Some say Mossad behind Dubai hit
Spy agency tied to assassination of Hamas leader
JERUSALEM - Israeli security officials said yesterday that they were convinced the Mossad was behind the assassination of a Hamas commander in Dubai, and they harshly criticized the spy agency for allegedly stealing the identities of its own citizens to carry out the hit.
Names released by Dubai matched seven people living in Israel, raising questions about why the agency would endanger its own people by using their passport data as cover for a secret death squad.
At the same time, some observers said the Dubai evidence pointed to a setup to falsely blame Israel.
A vague comment from Israel’s foreign minister, who neither confirmed nor denied Mossad’s involvement, only added to the spy novel-like mystery surrounding the slaying of Mahmoud al-Mabhouh, who was found dead Jan. 20 at a luxury hotel near Dubai’s international airport.
“Israel never responds, never confirms, and never denies,’’ Foreign Minister Avigdor Lieberman said in Israel’s first official comment on the affair, then added: “I don’t know why we are assuming that Israel, or the Mossad, used those passports.’’
Some senior Israeli security officials not directly involved in the case were less circumspect, saying they were convinced it was a Mossad operation because of the motive - Israel says al-Mabhouh supplied Gaza’s Hamas rulers with their most dangerous weapons - and the use of Israeli citizens’ identities.
The officials, who spoke on condition of anonymity because of a government order not to discuss the case, characterized the operation as a significant Mossad bungle.
If it develops into a full-blown security scandal, that could harm Israeli Prime Minister Benjamin Netanyahu politically.
Some compared the case with another Mossad embarrassment during Netanyahu’s previous term as prime minister, the failed attempt to kill Hamas leader Khaled Mashaal in 1997. Two Mossad agents posing as Canadian tourists were captured after injecting Mashaal with poison, and Israel was forced to send an antidote that saved Mashaal’s life. Today Mashaal is Hamas’s supreme leader.

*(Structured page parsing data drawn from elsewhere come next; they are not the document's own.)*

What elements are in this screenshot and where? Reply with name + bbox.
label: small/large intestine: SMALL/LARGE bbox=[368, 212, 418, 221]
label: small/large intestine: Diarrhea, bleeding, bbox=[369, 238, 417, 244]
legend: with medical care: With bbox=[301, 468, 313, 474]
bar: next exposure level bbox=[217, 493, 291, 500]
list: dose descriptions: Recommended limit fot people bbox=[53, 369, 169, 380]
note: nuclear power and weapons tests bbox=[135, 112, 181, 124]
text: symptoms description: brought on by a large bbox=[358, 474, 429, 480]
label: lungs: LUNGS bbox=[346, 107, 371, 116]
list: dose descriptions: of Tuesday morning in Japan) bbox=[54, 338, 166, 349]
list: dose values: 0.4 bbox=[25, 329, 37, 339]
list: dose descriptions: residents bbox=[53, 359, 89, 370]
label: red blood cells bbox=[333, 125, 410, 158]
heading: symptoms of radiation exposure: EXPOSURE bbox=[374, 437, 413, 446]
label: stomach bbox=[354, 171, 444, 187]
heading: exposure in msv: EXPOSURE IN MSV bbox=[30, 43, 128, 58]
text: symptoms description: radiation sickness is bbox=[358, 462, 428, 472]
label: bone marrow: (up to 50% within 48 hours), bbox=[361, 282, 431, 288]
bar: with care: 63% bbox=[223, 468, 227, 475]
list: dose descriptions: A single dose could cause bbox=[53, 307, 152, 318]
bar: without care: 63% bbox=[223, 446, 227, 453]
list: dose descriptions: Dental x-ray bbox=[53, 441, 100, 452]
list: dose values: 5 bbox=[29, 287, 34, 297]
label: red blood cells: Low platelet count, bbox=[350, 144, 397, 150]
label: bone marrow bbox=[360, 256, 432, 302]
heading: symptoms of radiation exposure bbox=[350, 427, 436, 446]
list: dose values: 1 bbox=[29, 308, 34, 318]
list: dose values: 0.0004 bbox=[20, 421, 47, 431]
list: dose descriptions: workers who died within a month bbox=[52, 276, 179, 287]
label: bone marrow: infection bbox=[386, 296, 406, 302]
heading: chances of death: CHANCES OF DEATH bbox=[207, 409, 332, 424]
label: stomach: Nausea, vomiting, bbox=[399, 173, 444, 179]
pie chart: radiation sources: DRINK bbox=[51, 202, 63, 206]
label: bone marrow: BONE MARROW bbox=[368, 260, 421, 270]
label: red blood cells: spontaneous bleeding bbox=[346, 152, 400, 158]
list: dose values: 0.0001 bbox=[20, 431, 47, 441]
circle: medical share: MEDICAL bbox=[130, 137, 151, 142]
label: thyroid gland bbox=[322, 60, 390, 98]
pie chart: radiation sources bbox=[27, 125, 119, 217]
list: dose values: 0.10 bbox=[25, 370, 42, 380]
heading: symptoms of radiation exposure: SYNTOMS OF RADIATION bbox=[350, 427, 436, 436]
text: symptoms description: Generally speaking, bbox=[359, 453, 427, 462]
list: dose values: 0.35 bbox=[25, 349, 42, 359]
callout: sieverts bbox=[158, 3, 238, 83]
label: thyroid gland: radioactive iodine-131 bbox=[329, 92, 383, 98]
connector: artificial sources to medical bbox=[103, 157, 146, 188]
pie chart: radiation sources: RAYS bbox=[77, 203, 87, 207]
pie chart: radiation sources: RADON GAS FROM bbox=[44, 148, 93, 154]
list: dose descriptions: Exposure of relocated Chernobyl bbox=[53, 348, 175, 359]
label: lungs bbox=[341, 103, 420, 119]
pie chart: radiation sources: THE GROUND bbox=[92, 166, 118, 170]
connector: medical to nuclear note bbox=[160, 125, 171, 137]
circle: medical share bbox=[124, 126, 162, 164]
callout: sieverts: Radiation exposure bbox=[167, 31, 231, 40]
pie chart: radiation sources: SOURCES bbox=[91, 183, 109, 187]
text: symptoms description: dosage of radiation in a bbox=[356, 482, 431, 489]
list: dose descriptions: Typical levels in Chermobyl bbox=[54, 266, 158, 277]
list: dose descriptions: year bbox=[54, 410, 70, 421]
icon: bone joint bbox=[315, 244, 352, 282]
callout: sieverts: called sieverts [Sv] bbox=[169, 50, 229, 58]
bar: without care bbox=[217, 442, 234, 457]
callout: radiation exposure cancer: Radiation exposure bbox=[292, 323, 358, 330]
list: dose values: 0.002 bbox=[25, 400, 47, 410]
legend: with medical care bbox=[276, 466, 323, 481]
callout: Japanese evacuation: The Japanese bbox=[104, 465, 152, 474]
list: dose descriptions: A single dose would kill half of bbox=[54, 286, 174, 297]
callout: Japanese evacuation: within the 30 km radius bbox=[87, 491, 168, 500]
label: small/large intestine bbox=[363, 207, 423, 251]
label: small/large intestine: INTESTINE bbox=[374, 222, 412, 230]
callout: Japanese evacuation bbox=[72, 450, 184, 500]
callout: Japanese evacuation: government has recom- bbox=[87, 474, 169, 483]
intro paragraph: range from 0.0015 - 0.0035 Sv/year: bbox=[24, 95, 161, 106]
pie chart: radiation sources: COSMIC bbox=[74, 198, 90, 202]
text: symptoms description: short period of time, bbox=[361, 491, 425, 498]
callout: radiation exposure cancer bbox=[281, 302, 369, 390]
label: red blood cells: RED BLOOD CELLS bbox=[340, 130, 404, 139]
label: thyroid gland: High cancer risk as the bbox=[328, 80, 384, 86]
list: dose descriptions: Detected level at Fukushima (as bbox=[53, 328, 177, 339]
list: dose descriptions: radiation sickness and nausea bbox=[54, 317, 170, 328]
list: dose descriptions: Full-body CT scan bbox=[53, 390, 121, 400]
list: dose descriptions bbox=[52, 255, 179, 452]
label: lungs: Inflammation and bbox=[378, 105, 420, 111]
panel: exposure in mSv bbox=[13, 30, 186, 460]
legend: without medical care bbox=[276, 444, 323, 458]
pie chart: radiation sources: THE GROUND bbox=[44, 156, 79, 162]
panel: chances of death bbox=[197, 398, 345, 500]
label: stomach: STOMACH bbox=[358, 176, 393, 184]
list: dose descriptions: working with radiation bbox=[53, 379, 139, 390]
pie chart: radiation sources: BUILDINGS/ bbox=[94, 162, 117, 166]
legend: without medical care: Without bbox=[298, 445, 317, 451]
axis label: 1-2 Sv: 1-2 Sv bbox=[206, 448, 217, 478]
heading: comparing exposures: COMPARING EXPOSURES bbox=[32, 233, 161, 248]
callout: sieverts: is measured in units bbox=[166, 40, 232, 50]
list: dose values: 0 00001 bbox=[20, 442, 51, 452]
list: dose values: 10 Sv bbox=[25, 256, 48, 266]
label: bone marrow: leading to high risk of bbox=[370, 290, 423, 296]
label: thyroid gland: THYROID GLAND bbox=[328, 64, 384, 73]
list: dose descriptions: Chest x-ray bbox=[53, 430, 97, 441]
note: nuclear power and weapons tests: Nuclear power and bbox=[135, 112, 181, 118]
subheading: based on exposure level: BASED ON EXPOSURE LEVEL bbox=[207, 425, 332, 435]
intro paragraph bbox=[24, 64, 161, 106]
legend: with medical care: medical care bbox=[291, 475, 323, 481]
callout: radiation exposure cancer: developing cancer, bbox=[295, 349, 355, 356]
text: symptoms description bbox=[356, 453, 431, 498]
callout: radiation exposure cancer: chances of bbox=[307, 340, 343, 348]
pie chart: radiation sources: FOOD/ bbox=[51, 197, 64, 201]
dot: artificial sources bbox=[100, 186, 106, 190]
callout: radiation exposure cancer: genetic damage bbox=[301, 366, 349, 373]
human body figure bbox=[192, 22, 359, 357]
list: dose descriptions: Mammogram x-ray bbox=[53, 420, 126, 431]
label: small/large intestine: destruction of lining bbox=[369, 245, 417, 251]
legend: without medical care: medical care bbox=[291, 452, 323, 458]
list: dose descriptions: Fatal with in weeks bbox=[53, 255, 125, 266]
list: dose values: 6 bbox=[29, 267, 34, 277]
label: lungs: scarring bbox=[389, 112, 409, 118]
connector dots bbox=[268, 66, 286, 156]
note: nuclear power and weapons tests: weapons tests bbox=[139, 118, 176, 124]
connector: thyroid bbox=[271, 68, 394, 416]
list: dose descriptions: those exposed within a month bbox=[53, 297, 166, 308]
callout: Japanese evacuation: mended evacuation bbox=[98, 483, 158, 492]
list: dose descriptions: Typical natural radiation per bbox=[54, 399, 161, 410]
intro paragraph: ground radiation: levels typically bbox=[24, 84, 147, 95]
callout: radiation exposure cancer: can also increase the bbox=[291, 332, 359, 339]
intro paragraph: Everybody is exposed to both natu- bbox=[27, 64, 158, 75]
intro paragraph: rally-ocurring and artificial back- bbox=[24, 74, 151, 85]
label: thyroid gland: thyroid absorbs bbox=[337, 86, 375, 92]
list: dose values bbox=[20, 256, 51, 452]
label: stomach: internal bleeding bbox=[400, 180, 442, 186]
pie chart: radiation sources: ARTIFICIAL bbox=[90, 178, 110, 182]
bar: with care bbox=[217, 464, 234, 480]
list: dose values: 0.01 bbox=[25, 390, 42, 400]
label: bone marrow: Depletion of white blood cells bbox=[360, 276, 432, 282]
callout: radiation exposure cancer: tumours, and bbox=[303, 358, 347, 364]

Still, there was praise for the Dubai operation from some analysts who noted the major difference between it and the Mashaal case is that the latter failed and the former achieved its goal - assassination of a Hamas leader.
“Al-Mabhouh is dead and all the partners to the operation left Dubai safely,’’ wrote analyst Ronen Bergman of the Yediot Ahronot newspaper.
Critics slammed the Mossad, not for killing al-Mabhouh on foreign territory but for doing it sloppily and endangering Israeli citizens in the process. A front-page commentary in Israel’s Haaretz daily by defense analyst Amir Oren called for the ouster of Mossad director Meir Dagan.
“What is needed now is a swift decision to terminate Dagan’s contract and to appoint a new Mossad chief,’’ he wrote. “There’s no disease without a cure.’’
Dubai authorities released names, photos, and passport numbers of 11 members of the alleged hit squad this week, saying all 11 carried European passports. But most of the identities appeared to have been stolen, and at least seven matched up with people in Israel who say they are victims of identity theft.
One is a dual Israeli-British citizen who said one of the numbers matched his own passport, but he had never been to Dubai.